Before the pandemic was significantly affecting the U.S., in February 2020, Americans earned $28.51 an hour on average. But last month, Americans earned nearly 10% more an hour on average ($31.51) compared to February 2020.
That’s the highest hourly wages have ever been, according to Bureau of Labor Statistics data.
What’s more: In just nine months wages rose by more than 4% alone.
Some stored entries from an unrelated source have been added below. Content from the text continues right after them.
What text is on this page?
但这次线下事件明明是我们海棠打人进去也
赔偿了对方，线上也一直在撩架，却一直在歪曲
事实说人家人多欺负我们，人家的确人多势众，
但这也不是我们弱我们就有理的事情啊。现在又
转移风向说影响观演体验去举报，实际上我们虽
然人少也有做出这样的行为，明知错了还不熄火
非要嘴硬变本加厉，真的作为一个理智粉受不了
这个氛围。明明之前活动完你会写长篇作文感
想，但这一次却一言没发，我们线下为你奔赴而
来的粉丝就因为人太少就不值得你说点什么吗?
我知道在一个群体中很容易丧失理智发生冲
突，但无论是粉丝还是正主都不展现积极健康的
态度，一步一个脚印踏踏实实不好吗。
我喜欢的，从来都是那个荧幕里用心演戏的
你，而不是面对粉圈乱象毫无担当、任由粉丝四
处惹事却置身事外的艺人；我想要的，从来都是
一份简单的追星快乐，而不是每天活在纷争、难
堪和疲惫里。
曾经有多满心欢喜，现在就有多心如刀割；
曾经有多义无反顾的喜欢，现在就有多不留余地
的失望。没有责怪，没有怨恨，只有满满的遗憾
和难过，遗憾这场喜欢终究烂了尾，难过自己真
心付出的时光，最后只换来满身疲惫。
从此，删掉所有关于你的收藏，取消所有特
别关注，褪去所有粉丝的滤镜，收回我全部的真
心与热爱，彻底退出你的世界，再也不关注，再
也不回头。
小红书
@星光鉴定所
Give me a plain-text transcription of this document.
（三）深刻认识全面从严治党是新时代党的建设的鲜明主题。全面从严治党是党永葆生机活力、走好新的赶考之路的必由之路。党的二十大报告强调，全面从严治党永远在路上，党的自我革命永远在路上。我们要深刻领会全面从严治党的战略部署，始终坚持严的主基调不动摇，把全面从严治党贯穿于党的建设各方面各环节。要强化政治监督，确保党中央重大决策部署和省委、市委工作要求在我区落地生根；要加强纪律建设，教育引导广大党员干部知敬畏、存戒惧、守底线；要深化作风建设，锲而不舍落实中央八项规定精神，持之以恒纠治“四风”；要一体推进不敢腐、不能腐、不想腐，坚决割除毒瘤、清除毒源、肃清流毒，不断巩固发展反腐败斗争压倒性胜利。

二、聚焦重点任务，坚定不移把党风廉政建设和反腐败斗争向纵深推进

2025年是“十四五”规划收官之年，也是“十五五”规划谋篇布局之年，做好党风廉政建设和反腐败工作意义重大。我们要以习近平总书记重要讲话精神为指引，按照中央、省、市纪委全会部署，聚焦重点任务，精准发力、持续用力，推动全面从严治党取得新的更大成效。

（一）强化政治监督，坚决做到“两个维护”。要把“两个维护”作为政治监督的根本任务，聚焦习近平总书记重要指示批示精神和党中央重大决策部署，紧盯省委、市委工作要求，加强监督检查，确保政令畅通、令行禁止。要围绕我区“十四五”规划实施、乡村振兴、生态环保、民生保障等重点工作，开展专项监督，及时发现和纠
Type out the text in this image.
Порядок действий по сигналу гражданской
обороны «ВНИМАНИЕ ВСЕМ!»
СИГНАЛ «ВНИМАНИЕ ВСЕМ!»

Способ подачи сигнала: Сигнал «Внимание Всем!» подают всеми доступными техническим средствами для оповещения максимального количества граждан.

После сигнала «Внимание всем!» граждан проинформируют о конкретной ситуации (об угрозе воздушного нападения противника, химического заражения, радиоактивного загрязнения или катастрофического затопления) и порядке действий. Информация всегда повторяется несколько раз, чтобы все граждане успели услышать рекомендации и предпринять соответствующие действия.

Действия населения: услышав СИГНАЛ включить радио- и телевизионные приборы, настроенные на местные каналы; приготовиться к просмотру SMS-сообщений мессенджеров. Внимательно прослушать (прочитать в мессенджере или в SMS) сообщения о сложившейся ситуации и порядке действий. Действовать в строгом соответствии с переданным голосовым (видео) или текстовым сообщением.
These wage gains come as inflation is at the highest level in nearly 40 years, and as a record 4.5 million Americans quit their jobs in November. There are 10.6 million job openings in the U.S. and 6.3 million people who are unemployed, according to BLS data.
To lure workers in employers, in some cases, have dangled free iPhones
AAPL,
college tuition reimbursement and higher wages.
Are wages only going to continue to go up from here?
Probably, but not for much longer, said Diana Furchtgott-Roth, who served as the chief economist at the Department of Labor from 2003 to 2005.
“At some point it will hit an inflection point, but not yet,” Furchtgott-Roth, who now teaches at George Washington University, said.
That point will be either “when the labor force participation rises, or when the economy goes into a recession, reducing the demand for workers,” she told MarketWatch.
Currently, the labor force participation rate, a measure of the share of people working or looking for a job, is 61.9%. That’s the same level it was in November and 1.5 percentage points lower than before the pandemic.
But if that rate doesn’t increase — meaning employers are still scrambling to hire new workers — “there is no reason why wage growth would have to roll over soon,” said Stephen Stanley, chief economist at Amherst Pierpont, a New York-based fixed income securities brokerage firm, said.
“Plus, the longer inflation is a problem, the more likely that workers will demand higher nominal wages to offset price hikes,” he added. (Nominal wages are what workers see on their paychecks, they aren’t adjusted for inflation.)
On the flip side, if the pool of candidates looking for work increases, wages for low-paid jobs “will eventually get pulled down,” said Elise Gould, an economist at the Economic Policy Institute, a liberal-leaning think-tank.